In their patients with voiding dysfunction that had weak bladder muscles, most of them improved with
just physical therapy and self-catheterization over several weeks rather than having to have repeat
surgery. While voiding problems after anti-incontinence surgery are not common, they can be sucessfully
treated.
How successful is repair surgery for stress incontinence?

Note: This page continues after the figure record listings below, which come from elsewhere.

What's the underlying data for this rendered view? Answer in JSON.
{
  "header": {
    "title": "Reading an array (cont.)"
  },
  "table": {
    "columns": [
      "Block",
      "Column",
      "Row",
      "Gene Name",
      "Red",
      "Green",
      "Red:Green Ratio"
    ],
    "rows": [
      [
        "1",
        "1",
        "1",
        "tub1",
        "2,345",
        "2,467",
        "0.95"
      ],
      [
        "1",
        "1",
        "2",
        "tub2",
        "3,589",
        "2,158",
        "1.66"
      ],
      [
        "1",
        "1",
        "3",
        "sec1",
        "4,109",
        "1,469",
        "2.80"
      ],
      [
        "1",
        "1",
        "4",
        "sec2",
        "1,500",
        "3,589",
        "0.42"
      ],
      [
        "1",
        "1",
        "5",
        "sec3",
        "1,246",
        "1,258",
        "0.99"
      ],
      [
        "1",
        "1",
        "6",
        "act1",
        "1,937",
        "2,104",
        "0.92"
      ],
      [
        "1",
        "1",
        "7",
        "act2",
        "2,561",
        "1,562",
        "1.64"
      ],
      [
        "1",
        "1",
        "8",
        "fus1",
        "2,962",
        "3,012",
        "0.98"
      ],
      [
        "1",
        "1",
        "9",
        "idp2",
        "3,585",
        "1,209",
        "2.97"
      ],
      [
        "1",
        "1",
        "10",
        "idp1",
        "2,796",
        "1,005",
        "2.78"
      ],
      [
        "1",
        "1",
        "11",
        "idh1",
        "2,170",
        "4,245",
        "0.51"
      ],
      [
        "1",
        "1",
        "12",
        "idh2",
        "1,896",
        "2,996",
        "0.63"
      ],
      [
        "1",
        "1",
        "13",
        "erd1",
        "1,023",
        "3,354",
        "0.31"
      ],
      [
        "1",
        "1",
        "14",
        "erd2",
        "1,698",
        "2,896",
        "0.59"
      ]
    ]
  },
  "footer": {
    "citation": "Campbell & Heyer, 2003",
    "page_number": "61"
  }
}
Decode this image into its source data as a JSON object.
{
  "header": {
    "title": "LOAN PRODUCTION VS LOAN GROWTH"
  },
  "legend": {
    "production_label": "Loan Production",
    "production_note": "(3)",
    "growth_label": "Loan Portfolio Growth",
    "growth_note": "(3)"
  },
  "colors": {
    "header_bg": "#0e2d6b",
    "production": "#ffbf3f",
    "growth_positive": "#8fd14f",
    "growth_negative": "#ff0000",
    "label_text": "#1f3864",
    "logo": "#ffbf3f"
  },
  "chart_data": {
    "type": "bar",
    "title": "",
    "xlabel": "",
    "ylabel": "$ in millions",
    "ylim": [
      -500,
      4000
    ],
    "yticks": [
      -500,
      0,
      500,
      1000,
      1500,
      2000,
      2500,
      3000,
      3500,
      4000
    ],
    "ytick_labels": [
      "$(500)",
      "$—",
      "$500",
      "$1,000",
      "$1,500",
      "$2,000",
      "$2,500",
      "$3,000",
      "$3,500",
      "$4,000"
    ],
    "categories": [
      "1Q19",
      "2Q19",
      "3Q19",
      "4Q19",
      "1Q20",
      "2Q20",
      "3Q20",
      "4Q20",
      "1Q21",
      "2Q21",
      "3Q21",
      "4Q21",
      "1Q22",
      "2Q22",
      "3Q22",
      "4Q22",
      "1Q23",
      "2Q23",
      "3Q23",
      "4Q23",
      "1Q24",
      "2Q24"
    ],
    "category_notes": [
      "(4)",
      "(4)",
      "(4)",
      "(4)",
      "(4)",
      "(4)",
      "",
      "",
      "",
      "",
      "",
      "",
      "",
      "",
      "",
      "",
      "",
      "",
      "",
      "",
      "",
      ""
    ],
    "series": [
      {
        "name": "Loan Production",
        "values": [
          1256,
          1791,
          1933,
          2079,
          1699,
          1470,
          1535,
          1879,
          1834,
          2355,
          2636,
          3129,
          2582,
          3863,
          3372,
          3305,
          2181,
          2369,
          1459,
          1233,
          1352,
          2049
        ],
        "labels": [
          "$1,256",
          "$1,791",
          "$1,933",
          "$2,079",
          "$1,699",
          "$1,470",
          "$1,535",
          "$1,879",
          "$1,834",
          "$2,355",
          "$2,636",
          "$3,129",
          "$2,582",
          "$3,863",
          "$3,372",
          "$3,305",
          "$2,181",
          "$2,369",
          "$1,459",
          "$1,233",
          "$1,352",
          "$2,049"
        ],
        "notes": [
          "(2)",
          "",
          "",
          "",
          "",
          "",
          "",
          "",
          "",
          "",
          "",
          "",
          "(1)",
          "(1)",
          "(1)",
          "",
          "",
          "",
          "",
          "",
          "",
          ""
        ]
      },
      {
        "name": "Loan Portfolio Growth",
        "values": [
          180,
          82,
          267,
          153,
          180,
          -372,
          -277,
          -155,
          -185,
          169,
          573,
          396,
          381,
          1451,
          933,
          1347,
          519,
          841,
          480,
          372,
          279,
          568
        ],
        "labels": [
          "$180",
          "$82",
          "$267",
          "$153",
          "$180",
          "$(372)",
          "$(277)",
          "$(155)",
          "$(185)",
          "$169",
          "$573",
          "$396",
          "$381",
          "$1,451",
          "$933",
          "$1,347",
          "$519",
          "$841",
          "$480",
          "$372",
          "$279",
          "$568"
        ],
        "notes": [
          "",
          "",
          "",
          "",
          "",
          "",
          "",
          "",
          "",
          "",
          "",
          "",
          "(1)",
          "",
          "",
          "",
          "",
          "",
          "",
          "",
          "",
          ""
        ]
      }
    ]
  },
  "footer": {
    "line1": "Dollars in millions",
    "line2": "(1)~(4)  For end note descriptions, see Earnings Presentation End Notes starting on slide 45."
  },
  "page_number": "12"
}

Different surgeons and different procedures can result in widely different "cure" rates for
stress urinary incontinence. Surgeons also know that the cure rates depend on how long after
the surgery you check them. Success will always be greater at one year than at five years and even lower
at 10 years. This change in success is often due to aging effects that make tissues weaker over time.
Surgeons would like to let women know what to expect, however. How likely is it that the surgery is
going to cure the problem for a "very long time"?
Tamussino KF, looked five year follow-up results after anti-incontinence surgery. The cure rates varied
from 50-60% for vaginal procedures (anterior repair alone or anterior repair with needle suspension)
to 80% for the abdominal surgical approach (Burch retropubic urethropexy). These were overall
results. They did note, however, that with just mild stress incontinence, the vaginal procedures alone
had an 80% 5-year cure rate. Thus they felt the vaginal procedures still have a role in some cases,
especially if the urinary loss is mild.